4 responses to “What saying “Atheism is a Religion” is really about”

  1. Albatross says :

    I interpret the phrase “Atheism is just another religion” as having an invisible “Oh, you’re not so special…” tacked on the front of it. And that in turn is a projection of the threat theists feel from atheists.

    In other words, theists assume atheists believe that atheists are better than theists, and that atheism is better than religion. So by saying “You’re nobody special, atheism is just another religion” they are trying to knock atheists down a peg to their own level.

    Because if atheism is the equivalent of theism, then any differences amount to simple matters of taste, rather than an inherent superiority. Atheism versus theism becomes trivia on par with preferring the awesome flavor of Cool Ranch Doritos versus that disgusting concoction called Taco Flavored Doritos.

    The reason theists may believe that atheists consider themselves superior to theists might be due to the number of times atheists say “atheism is superior to theism” either explicitly, or through statements dismissive of theism. Adding to theistic insecurity is likely the growing cognitive dissonance between observable reality and theistic dogma – whether it’s the Earth actually orbiting the sun, or the widespread use of contraception by Catholic women, dogmatic faith and observance is challenged by pragmatic necessity and real-world experience. And every time a child dies because of medical neglect justified by religious dogma the theist’s position becomes less and less secure.

    Theists feel threatened, and atheists represent everything they fear. To theists, atheists appear to be smug, arrogant, and dismissive of theists.

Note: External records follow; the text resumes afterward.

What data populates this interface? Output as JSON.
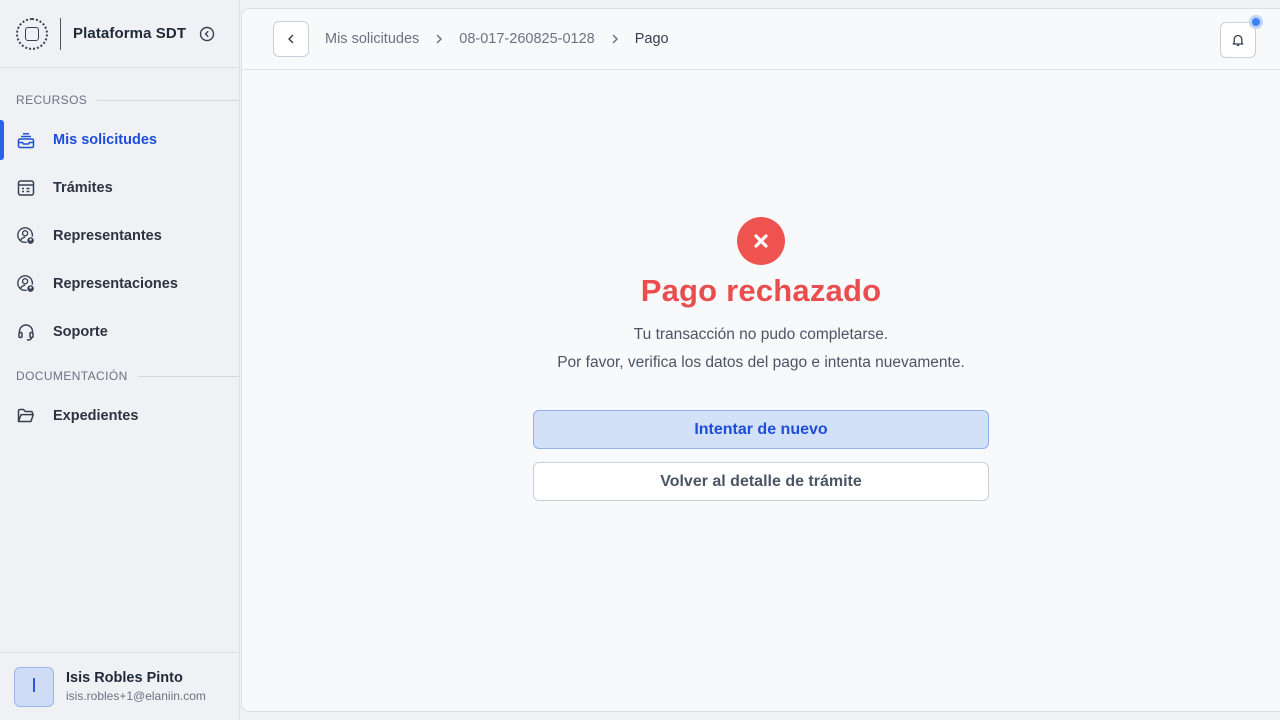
{
  "app": {
    "title": "Plataforma SDT"
  },
  "sidebar": {
    "sections": [
      {
        "label": "RECURSOS"
      },
      {
        "label": "DOCUMENTACIÓN"
      }
    ],
    "items": [
      {
        "label": "Mis solicitudes",
        "icon": "inbox-stack-icon",
        "active": true
      },
      {
        "label": "Trámites",
        "icon": "calendar-table-icon"
      },
      {
        "label": "Representantes",
        "icon": "user-badge-icon"
      },
      {
        "label": "Representaciones",
        "icon": "user-badge-icon"
      },
      {
        "label": "Soporte",
        "icon": "headset-icon"
      },
      {
        "label": "Expedientes",
        "icon": "folder-open-icon"
      }
    ]
  },
  "user": {
    "initial": "I",
    "name": "Isis Robles Pinto",
    "email": "isis.robles+1@elaniin.com"
  },
  "breadcrumb": [
    "Mis solicitudes",
    "08-017-260825-0128",
    "Pago"
  ],
  "notification": {
    "has_unread": true,
    "dot_color": "#3b82f6"
  },
  "result": {
    "title": "Pago rechazado",
    "line1": "Tu transacción no pudo completarse.",
    "line2": "Por favor, verifica los datos del pago e intenta nuevamente.",
    "status_color": "#ef5350"
  },
  "actions": {
    "retry_label": "Intentar de nuevo",
    "back_label": "Volver al detalle de trámite"
  },
  "colors": {
    "accent": "#2563eb",
    "error": "#ea4d4d"
  }
}
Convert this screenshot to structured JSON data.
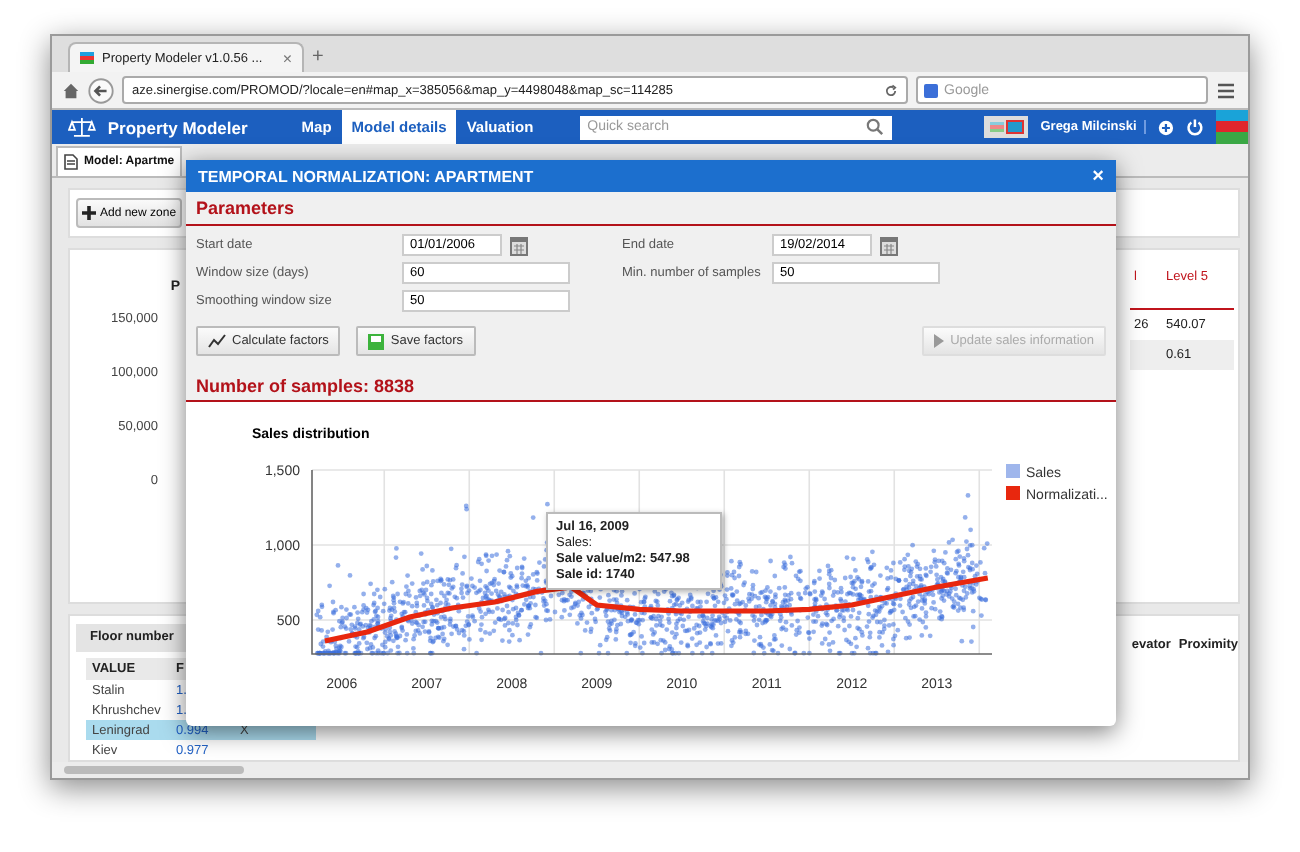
{
  "browser": {
    "tab_title": "Property Modeler v1.0.56 ...",
    "tab_close": "×",
    "new_tab": "+",
    "url": "aze.sinergise.com/PROMOD/?locale=en#map_x=385056&map_y=4498048&map_sc=114285",
    "search_placeholder": "Google"
  },
  "app_bar": {
    "title": "Property Modeler",
    "nav": [
      {
        "label": "Map",
        "selected": false
      },
      {
        "label": "Model details",
        "selected": true
      },
      {
        "label": "Valuation",
        "selected": false
      }
    ],
    "search_placeholder": "Quick search",
    "user": "Grega Milcinski"
  },
  "page_tabs": [
    {
      "label": "Model: Apartme",
      "selected": true
    }
  ],
  "toolbar": {
    "add_button": "Add new zone"
  },
  "left_chart": {
    "title": "P",
    "y_labels": [
      "150,000",
      "100,000",
      "50,000",
      "0"
    ]
  },
  "right_table": {
    "columns": [
      "l",
      "Level 5"
    ],
    "rows": [
      {
        "column_1": "26",
        "level_5": "540.07"
      },
      {
        "level_5": "0.61"
      }
    ]
  },
  "floor_panel": {
    "title": "Floor number",
    "columns": [
      "VALUE",
      "F"
    ],
    "rows": [
      {
        "value": "Stalin",
        "column_2": "1.",
        "selected": false
      },
      {
        "value": "Khrushchev",
        "column_2": "1.",
        "selected": false
      },
      {
        "value": "Leningrad",
        "column_2": "0.994",
        "action": "X",
        "selected": true
      },
      {
        "value": "Kiev",
        "column_2": "0.977",
        "selected": false
      }
    ]
  },
  "right_columns": [
    "evator",
    "Proximity"
  ],
  "dialog": {
    "title": "TEMPORAL NORMALIZATION: APARTMENT",
    "close": "×",
    "section_title": "Parameters",
    "fields": [
      {
        "label": "Start date",
        "value": "01/01/2006",
        "kind": "date"
      },
      {
        "label": "End date",
        "value": "19/02/2014",
        "kind": "date"
      },
      {
        "label": "Window size (days)",
        "value": "60",
        "kind": "text"
      },
      {
        "label": "Min. number of samples",
        "value": "50",
        "kind": "text"
      },
      {
        "label": "Smoothing window size",
        "value": "50",
        "kind": "text"
      }
    ],
    "buttons": [
      {
        "label": "Calculate factors",
        "kind": "chart",
        "disabled": false
      },
      {
        "label": "Save factors",
        "kind": "save",
        "disabled": false
      },
      {
        "label": "Update sales information",
        "kind": "play",
        "disabled": true
      }
    ],
    "samples_heading": "Number of samples: 8838",
    "chart": {
      "legend": [
        {
          "label": "Sales",
          "color": "#9fb6ec"
        }
      ],
      "tooltip": {
        "date": "Jul 16, 2009",
        "series": "Sales:",
        "lines": [
          "Sale value/m2: 547.98",
          "Sale id: 1740"
        ]
      },
      "chart_data": {
        "type": "line",
        "title": "Sales distribution",
        "x": [
          2005.8,
          2006.3,
          2006.8,
          2007.3,
          2007.8,
          2008.3,
          2008.7,
          2009.0,
          2009.5,
          2010.0,
          2010.5,
          2011.0,
          2011.5,
          2012.0,
          2012.5,
          2013.0,
          2013.6
        ],
        "series": [
          {
            "name": "Normalizati...",
            "color": "#e8270e",
            "values": [
              360,
              420,
              520,
              580,
              620,
              690,
              720,
              600,
              570,
              560,
              560,
              560,
              570,
              600,
              660,
              720,
              780
            ]
          }
        ],
        "xlim": [
          2005.65,
          2013.65
        ],
        "ylim": [
          273,
          1500
        ],
        "xticks": [
          2006,
          2007,
          2008,
          2009,
          2010,
          2011,
          2012,
          2013
        ],
        "yticks": [
          500,
          {
            "value": 1000,
            "label": "1,000"
          },
          {
            "value": 1500,
            "label": "1,500"
          }
        ]
      }
    }
  }
}
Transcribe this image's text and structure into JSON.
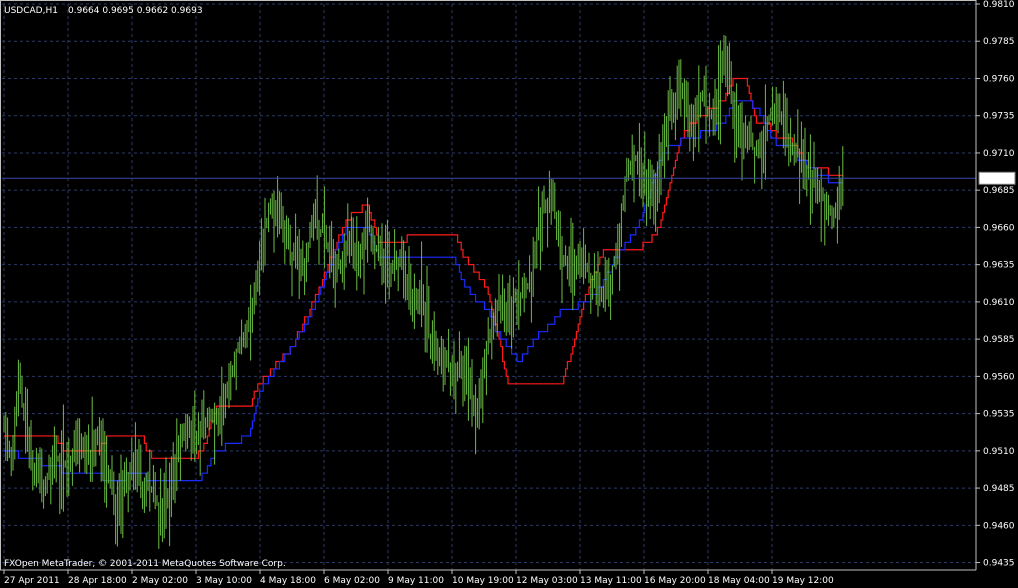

So of course they want to knock atheists down to their level by saying “You’re just like me, blindly following a religion you don’t fully understand.”

    They’re sadly mistaken: they don’t understand the burden of proof, or scientific method, and they have the cause-and-effect relationship between morality and religion reversed (religion doesn’t guide morality, morality guides religion – ask the slaves). But their anxiety is understandable and their reaction to it predictable. The real question is, if they are sincere in their faith, why should atheism threaten it?

    When someone says “Atheism is just another religion” they are displaying their insecurity, projecting their perceived inferiority, and revealing the shallowness of their understandings of both atheism and their own faith. One response might be “It sounds like you feel pretty threatened by atheism.”

  2. Dean says :

    I just find it interesting that everything here could just as well support the opposite argument.

    • Petsnakereggie says :

      I just find it interesting that you neither define what the “opposite” argument is or explain why you feel this post supports that argument.